Self Assessment Questionnaire
It is required that all Acquirers and ISO’s adhere to the guidelines of the PCI DSS and ensure that their merchants complete an annual Attestation and Self Assessment Questionnaire (SAQ) along with a vulnerability scan (if applicable).
The “SAQ” is a self-validation tool for merchants and service providers who are not required to do on-site assessments for PCI DSS compliance. The SAQ includes a series of yes-or-no questions for compliance. If an answer is no, the organization must state the future remediation date and associated actions. In order to align more closely with merchants and their compliance validation process, the SAQ was revised and now allows for flexibility based on the complexity of a particular merchant’s or service provider’s business situation (see chart below). The SAQ validation type does not correlate to the merchant classification or risk level.
There are four variations of the SAQ, versions A-D, designed to reflect how merchants process credit cards, store sensitive data and create and manage written security policies. The completed PCI documentation is submitted to the Payment Card Industry Security Standard Council and placed on file.
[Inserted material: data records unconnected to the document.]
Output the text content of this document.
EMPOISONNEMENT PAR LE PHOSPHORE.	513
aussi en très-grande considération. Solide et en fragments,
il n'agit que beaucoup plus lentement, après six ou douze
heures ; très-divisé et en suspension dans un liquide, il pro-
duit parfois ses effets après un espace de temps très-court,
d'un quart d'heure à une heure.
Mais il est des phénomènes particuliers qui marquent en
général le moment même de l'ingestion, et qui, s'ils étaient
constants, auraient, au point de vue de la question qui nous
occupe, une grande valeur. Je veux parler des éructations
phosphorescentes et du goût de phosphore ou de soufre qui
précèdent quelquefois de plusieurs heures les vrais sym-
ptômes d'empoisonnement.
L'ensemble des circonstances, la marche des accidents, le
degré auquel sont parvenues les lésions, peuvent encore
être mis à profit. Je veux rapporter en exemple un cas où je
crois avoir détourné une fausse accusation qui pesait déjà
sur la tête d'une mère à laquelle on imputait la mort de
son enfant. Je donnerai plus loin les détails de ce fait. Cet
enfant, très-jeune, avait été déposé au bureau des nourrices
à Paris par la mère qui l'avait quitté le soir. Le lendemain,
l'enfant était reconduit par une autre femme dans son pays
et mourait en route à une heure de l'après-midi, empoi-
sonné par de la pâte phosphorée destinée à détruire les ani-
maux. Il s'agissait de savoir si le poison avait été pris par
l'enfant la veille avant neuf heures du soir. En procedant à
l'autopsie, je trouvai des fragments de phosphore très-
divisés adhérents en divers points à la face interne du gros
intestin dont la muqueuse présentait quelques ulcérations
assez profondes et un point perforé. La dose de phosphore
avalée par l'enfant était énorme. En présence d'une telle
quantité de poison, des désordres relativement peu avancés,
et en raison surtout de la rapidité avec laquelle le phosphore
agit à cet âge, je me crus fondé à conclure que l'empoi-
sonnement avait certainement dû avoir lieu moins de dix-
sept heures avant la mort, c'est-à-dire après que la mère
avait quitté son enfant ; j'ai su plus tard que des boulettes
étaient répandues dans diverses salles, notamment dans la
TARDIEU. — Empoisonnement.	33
|SAQ Validation Type||Description||SAQ|
|1||Card-not-present (e-commerce or mail/telephone-order) merchants, all cardholder data functions outsourced. This would never apply to face-to-face merchants.||A|
|2||Imprint-only merchants with no electronic cardholder data storage, or standalone, dial-out terminal merchants with no electronic cardholder data storage||B|
|3||Merchants using only web-based virtual terminals, no electronic cardholder data storage||C-VT|
|4||Merchants with payment application systems connected to the internet, no electronic cardholder data storage||C|
|5||All other merchants not included in descriptions for SAQ types A through C above, and all service providers defined by a payment card brand as eligible to complete an SAQ||D|
Vulnerability scanning is required for any merchant who processes credit cards through a public facing IP address. The PCI SAQ will help you to determine if a scan is required. The PCI scan evaluates an IP address from a hacker’s point of view to detect any vulnerability that could lead to a data breach.
Vulnerability scanning is required on a quarterly basis, and merchants are required to attest to a passing scan.